COMMENTARY

How many creepy childhood keepsakes are too many?

Why do moms hang on to our children's gross bodily castoffs?

By Mary Elizabeth Williams

Senior Writer

Published May 9, 2021 10:00AM (EDT)

Lock of hair with purple ribbon and a locket necklace (Getty Images)
Lock of hair with purple ribbon and a locket necklace (Getty Images)

As far as unsolicited pics men have sent me go, this had to be the worst. On a recent Sunday afternoon, my spouse went to his mother's home to dig out some paperwork and do a little maintenance. That's where he was when he sent me the photograph. It was of his hand. It was cupping, by my count, over two dozen teeth. Teeth of varying sizes and shades. Canines and molars and incisors. Teeth that will haunt my nightmares henceforth.

After a little light screaming, I quickly made like Naomi Watts in "The Ring" and shared the image widely among my friend group, hoping to dispel its curse. Naturally, there was plenty of validation of my horror. But there was also a surprising amount of recognition in there. "My mom had teeth in her jewelry box. Plus some hair!" one friend texted back. Another replied, "My mom kept her collection in a pill box."

Pause for a moment here to consider how many of our beloved moms and grandmoms across this land of ours are, this Mother's Day, harboring entire collections of human teeth.

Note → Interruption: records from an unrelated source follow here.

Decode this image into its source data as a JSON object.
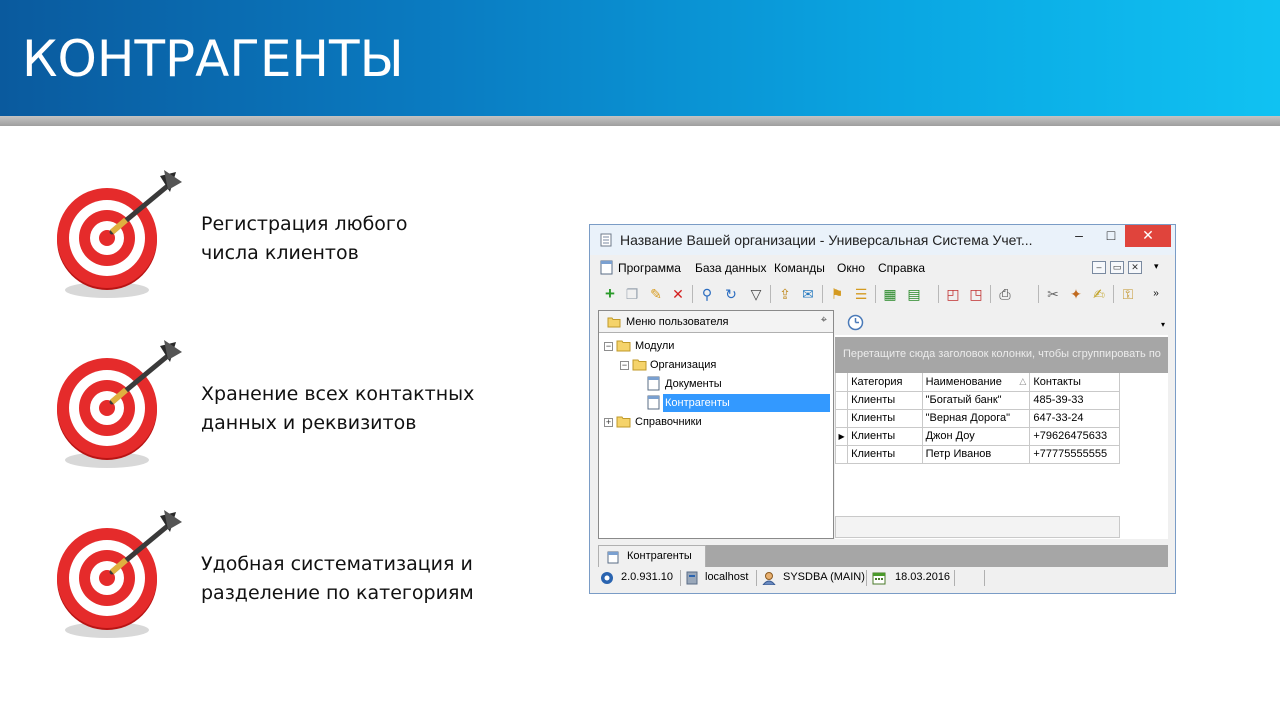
{
  "slide": {
    "title": "КОНТРАГЕНТЫ",
    "features": [
      {
        "line1": "Регистрация любого",
        "line2": "числа клиентов"
      },
      {
        "line1": "Хранение всех контактных",
        "line2": "данных и реквизитов"
      },
      {
        "line1": "Удобная систематизация и",
        "line2": "разделение по категориям"
      }
    ]
  },
  "window": {
    "title": "Название Вашей организации - Универсальная Система Учет...",
    "controls": {
      "minimize": "–",
      "maximize": "□",
      "close": "✕"
    },
    "menu": [
      "Программа",
      "База данных",
      "Команды",
      "Окно",
      "Справка"
    ],
    "mdi": {
      "minimize": "–",
      "restore": "▭",
      "close": "✕"
    },
    "left_pane": {
      "header": "Меню пользователя",
      "tree": {
        "modules": "Модули",
        "organization": "Организация",
        "documents": "Документы",
        "counterparties": "Контрагенты",
        "references": "Справочники"
      }
    },
    "grid": {
      "group_hint": "Перетащите сюда заголовок колонки, чтобы сгруппировать по",
      "columns": [
        "Категория",
        "Наименование",
        "Контакты"
      ],
      "rows": [
        [
          "Клиенты",
          "\"Богатый банк\"",
          "485-39-33"
        ],
        [
          "Клиенты",
          "\"Верная Дорога\"",
          "647-33-24"
        ],
        [
          "Клиенты",
          "Джон Доу",
          "+79626475633"
        ],
        [
          "Клиенты",
          "Петр Иванов",
          "+77775555555"
        ]
      ]
    },
    "tab": "Контрагенты",
    "status": {
      "version": "2.0.931.10",
      "server": "localhost",
      "user": "SYSDBA (MAIN)",
      "date": "18.03.2016"
    },
    "colors": {
      "accent": "#3399ff",
      "close": "#e0443c",
      "header_start": "#0a5a9e",
      "header_end": "#10c2f2"
    }
  }
}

Clearly channeling the zeitgeist, mother-of-four Victoria Beckham revealed last week to her Instagram followers that her youngest had just had a visit from the tooth fairy, and asked, "What do all the mummies and daddies do with all the collected teeth? I've got an entire bucket full of all my kids' teeth. What do we do with them?" I still don't know what to make of it that the most harrowing phrase I have ever read — "entire bucket of full of teeth" — originated not from Stephen King but a Spice Girl. But I do have to ask, hey, fellow moms. Are you okay? 

There are, I confess, a few discarded body parts in my own private vaults. I have, in a small blue container my old dentist used to give clients for just such occasions, all four of my (gnarly, freakishly large) wisdom teeth. I have, in separate Ziploc baggies, the first two baby teeth both of my daughters lost. I have a curl of hair from my firstborn's first haircut but my not my second's, because younger children always get neglected like that. That, to me, feels like a sufficient amount of corporeal detritus. As far as I know, neither my mother nor grandmother ever had any secret stashes of teeth or hair. Maybe we're just not a teeth keeping kind of clan.

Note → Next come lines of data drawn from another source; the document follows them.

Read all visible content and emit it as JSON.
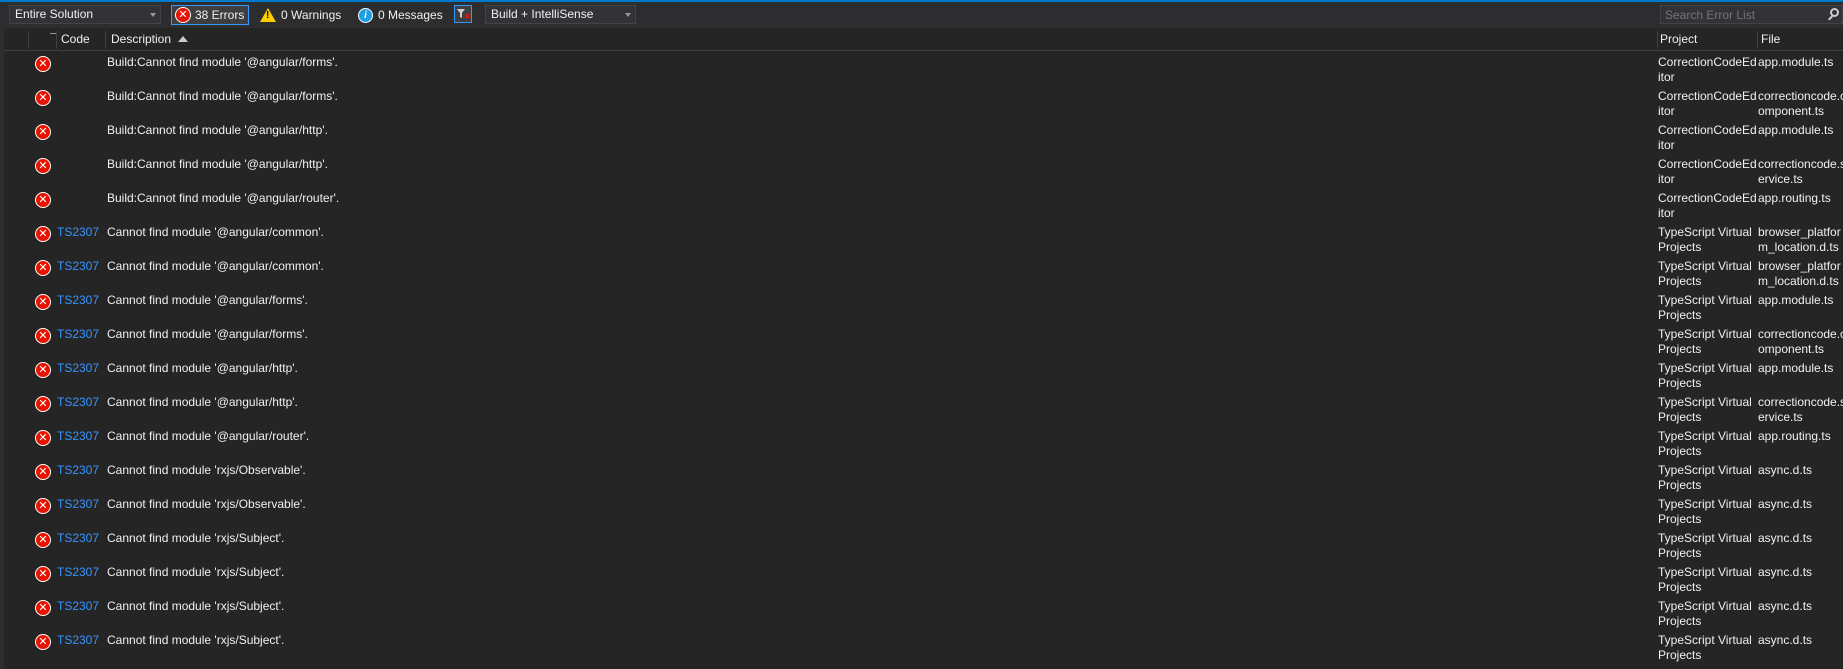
{
  "toolbar": {
    "scope_value": "Entire Solution",
    "errors_label": "38 Errors",
    "warnings_label": "0 Warnings",
    "messages_label": "0 Messages",
    "source_value": "Build + IntelliSense",
    "search_placeholder": "Search Error List"
  },
  "columns": {
    "code": "Code",
    "description": "Description",
    "project": "Project",
    "file": "File"
  },
  "rows": [
    {
      "code": "",
      "description": "Build:Cannot find module '@angular/forms'.",
      "project": "CorrectionCodeEditor",
      "file": "app.module.ts"
    },
    {
      "code": "",
      "description": "Build:Cannot find module '@angular/forms'.",
      "project": "CorrectionCodeEditor",
      "file": "correctioncode.component.ts"
    },
    {
      "code": "",
      "description": "Build:Cannot find module '@angular/http'.",
      "project": "CorrectionCodeEditor",
      "file": "app.module.ts"
    },
    {
      "code": "",
      "description": "Build:Cannot find module '@angular/http'.",
      "project": "CorrectionCodeEditor",
      "file": "correctioncode.service.ts"
    },
    {
      "code": "",
      "description": "Build:Cannot find module '@angular/router'.",
      "project": "CorrectionCodeEditor",
      "file": "app.routing.ts"
    },
    {
      "code": "TS2307",
      "description": "Cannot find module '@angular/common'.",
      "project": "TypeScript Virtual Projects",
      "file": "browser_platform_location.d.ts"
    },
    {
      "code": "TS2307",
      "description": "Cannot find module '@angular/common'.",
      "project": "TypeScript Virtual Projects",
      "file": "browser_platform_location.d.ts"
    },
    {
      "code": "TS2307",
      "description": "Cannot find module '@angular/forms'.",
      "project": "TypeScript Virtual Projects",
      "file": "app.module.ts"
    },
    {
      "code": "TS2307",
      "description": "Cannot find module '@angular/forms'.",
      "project": "TypeScript Virtual Projects",
      "file": "correctioncode.component.ts"
    },
    {
      "code": "TS2307",
      "description": "Cannot find module '@angular/http'.",
      "project": "TypeScript Virtual Projects",
      "file": "app.module.ts"
    },
    {
      "code": "TS2307",
      "description": "Cannot find module '@angular/http'.",
      "project": "TypeScript Virtual Projects",
      "file": "correctioncode.service.ts"
    },
    {
      "code": "TS2307",
      "description": "Cannot find module '@angular/router'.",
      "project": "TypeScript Virtual Projects",
      "file": "app.routing.ts"
    },
    {
      "code": "TS2307",
      "description": "Cannot find module 'rxjs/Observable'.",
      "project": "TypeScript Virtual Projects",
      "file": "async.d.ts"
    },
    {
      "code": "TS2307",
      "description": "Cannot find module 'rxjs/Observable'.",
      "project": "TypeScript Virtual Projects",
      "file": "async.d.ts"
    },
    {
      "code": "TS2307",
      "description": "Cannot find module 'rxjs/Subject'.",
      "project": "TypeScript Virtual Projects",
      "file": "async.d.ts"
    },
    {
      "code": "TS2307",
      "description": "Cannot find module 'rxjs/Subject'.",
      "project": "TypeScript Virtual Projects",
      "file": "async.d.ts"
    },
    {
      "code": "TS2307",
      "description": "Cannot find module 'rxjs/Subject'.",
      "project": "TypeScript Virtual Projects",
      "file": "async.d.ts"
    },
    {
      "code": "TS2307",
      "description": "Cannot find module 'rxjs/Subject'.",
      "project": "TypeScript Virtual Projects",
      "file": "async.d.ts"
    }
  ],
  "colors": {
    "background": "#252526",
    "toolbar": "#2d2d30",
    "accent": "#007acc",
    "code_link": "#3794ff",
    "error": "#e51400",
    "warning": "#ffcc00",
    "info": "#1ba1e2"
  }
}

Yet the urge to hang on to a piece of another person is a near universal human trait. I was raised Catholic, and growing up, there was nothing I loved like I loved like a saint's blood liquefying on a holy day. My favorite piece in the Metropolitan Museum of Art is a magnificent reliquary containing, encased in crystal, a single tooth purported to have once resided in the mouth of Mary Magdalene. Half a world away, in Sri Lanka, the Temple of the Sacred Tooth houses an oversized relic said to be Buddha's still-growing tooth.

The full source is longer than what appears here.